Find the fourier series of (sinx)^3

[fhidiort]

I'm confused.

Trying to find the Fourier series of (sinx)^3. This is an odd function, so I try to find the Fourier sine coefficient, with integral of (sinx)^3*sinkx. However, my answer comes up with all sine terms. Of course all these terms go to zero when integrating between 0 and pi. Am I doing something wrong? Or is there some identity for sinx^3 that makes it easier to solve?

 

[AlephZero]

Of course all these terms go to zero when integrating between 0 and pi. Am I doing something wrong?

If you draw a graph of the function you are trying to integrate, you will see that you are doing something wrong, since the area under the curve isn't zero.

There are some standard identities that will help. Try expanding sin 3x = sin (2x + x), then sin 2x = sin(x+x) and cos2x = cos(x+x) and see what you get.

 

[dextercioby]

So you're telling me that

∫_{0}^{π}sin kxsin³xdx =0

necessarily?

What if k=3 or k=1 ?

Daniel.

 

[Swapnil]

I'm confused. Trying to find the Fourier series of (sinx)^3.

Actually, you don't even have to go through all that suffering. Whenever you want to find the Fourier series of a \sin^3(x) or \cos^5(x) or something, you just have to expand it out as a sum of first order sine and cosine terms--just like you would expand \sin(x)^ into \frac{1-cos(2x)}{2}.

In order to expand things like \sin^3(x) or \cos^5(x), just replace the sine and cosine term with its standard complex definition i.e.

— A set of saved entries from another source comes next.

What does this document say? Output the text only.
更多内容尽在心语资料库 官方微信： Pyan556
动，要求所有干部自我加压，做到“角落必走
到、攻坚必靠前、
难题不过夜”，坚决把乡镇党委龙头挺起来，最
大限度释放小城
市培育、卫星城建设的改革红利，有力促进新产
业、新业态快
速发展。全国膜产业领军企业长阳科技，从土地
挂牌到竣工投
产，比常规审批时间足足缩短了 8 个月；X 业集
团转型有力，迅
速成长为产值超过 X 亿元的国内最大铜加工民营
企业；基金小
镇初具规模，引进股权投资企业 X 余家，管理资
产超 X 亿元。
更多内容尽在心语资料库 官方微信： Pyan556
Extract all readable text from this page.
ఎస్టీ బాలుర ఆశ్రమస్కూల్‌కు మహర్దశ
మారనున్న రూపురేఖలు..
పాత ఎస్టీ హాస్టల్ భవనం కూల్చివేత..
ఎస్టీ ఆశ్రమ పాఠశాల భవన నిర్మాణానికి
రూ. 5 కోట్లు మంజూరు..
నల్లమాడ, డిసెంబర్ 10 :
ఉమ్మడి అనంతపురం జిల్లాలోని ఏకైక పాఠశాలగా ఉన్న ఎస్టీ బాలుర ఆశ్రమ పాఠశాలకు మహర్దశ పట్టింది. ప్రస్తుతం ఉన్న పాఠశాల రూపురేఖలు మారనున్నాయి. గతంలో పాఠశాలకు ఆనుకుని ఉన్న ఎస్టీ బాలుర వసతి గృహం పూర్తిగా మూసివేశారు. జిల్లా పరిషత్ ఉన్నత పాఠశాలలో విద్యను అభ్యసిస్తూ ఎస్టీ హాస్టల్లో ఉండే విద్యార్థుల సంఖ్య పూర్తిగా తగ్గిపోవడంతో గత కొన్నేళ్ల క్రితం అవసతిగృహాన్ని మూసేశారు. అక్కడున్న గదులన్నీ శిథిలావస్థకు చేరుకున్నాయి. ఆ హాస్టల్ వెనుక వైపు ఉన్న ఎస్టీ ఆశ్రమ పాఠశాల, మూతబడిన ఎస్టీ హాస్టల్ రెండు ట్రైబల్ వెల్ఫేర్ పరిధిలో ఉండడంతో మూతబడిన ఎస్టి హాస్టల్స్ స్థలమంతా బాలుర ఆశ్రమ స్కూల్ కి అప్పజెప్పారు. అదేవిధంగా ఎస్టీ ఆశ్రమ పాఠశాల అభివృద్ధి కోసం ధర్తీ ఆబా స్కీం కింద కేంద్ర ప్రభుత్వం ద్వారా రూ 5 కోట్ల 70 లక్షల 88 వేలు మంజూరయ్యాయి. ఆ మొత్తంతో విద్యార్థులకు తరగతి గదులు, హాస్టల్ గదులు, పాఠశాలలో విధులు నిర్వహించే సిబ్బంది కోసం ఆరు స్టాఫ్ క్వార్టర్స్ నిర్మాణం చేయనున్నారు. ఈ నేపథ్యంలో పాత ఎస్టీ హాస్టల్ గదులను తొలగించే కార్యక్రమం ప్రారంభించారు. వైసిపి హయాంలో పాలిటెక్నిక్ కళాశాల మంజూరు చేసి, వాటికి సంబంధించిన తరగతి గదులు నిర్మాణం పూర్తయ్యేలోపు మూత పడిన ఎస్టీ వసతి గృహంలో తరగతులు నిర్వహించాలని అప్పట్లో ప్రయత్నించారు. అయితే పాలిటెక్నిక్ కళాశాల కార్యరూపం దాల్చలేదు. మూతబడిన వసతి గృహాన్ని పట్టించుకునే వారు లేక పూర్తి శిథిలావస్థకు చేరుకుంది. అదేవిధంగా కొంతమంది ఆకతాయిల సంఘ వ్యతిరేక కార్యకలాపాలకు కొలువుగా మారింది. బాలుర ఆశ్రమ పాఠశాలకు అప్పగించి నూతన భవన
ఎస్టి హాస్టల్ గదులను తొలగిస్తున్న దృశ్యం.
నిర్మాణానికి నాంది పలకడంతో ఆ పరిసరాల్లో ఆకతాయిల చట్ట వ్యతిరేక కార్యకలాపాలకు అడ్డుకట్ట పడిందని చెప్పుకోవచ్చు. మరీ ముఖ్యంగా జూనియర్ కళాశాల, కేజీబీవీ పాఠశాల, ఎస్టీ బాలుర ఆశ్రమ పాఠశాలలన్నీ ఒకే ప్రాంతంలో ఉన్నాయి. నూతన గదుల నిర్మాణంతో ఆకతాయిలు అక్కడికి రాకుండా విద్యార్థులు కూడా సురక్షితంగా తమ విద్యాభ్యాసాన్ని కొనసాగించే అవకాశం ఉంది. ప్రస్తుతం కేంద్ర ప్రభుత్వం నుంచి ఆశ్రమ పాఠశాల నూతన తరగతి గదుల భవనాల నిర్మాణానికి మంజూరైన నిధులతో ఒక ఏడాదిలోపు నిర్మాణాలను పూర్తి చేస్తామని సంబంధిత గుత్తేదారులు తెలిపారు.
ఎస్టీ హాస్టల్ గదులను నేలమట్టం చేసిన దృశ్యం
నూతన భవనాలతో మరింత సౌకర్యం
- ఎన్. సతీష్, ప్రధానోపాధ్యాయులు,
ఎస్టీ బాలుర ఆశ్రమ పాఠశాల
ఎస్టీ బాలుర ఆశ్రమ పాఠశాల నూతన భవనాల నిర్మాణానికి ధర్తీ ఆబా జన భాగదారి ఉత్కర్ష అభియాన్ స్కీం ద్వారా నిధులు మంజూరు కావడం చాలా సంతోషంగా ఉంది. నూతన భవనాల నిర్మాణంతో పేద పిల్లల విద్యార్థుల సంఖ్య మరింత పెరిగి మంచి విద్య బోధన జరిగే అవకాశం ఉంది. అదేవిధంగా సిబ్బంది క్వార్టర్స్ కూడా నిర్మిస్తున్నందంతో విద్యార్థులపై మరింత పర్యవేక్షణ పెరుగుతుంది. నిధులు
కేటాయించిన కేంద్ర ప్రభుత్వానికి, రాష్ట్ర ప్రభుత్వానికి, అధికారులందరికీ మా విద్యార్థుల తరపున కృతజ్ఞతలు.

\cos z=\frac{e^{iz}+e^{-iz}}2

\sin z=\frac{e^{iz}-e^{-iz}}{2i}

and then just simplify and convert everything back to rectangular form.

 

[HallsofIvy]

Use trig identities to write it as a "trigonometric polynomial". sin^2(x)= \frac{1}{2}(1- cos(2x)) so sin^3(x)= \frac{1}{2}(sin(x)- sin(x)cos(2x)). Since sin(a+b)= sin(a)cos(b)+ cos(a)sin(b) and sin(a-b)= sin(a)cos(b)- cos(a)sin(b), sin(a)cos(b)= (1/2)(sin(a+b)+ sin(a-b)) and, in particular, sin(x)cos(2x)= (1/2)(sin(3x)- sin(x)). That is, sin^3(x)= \frac{1}{2}sin(x)- \frac{1}{4}(sin(3x)- sin(x)= \frac{3}{4}sin(x)- \frac{1}{4}sin(3x) (modulo arithmetic errors!).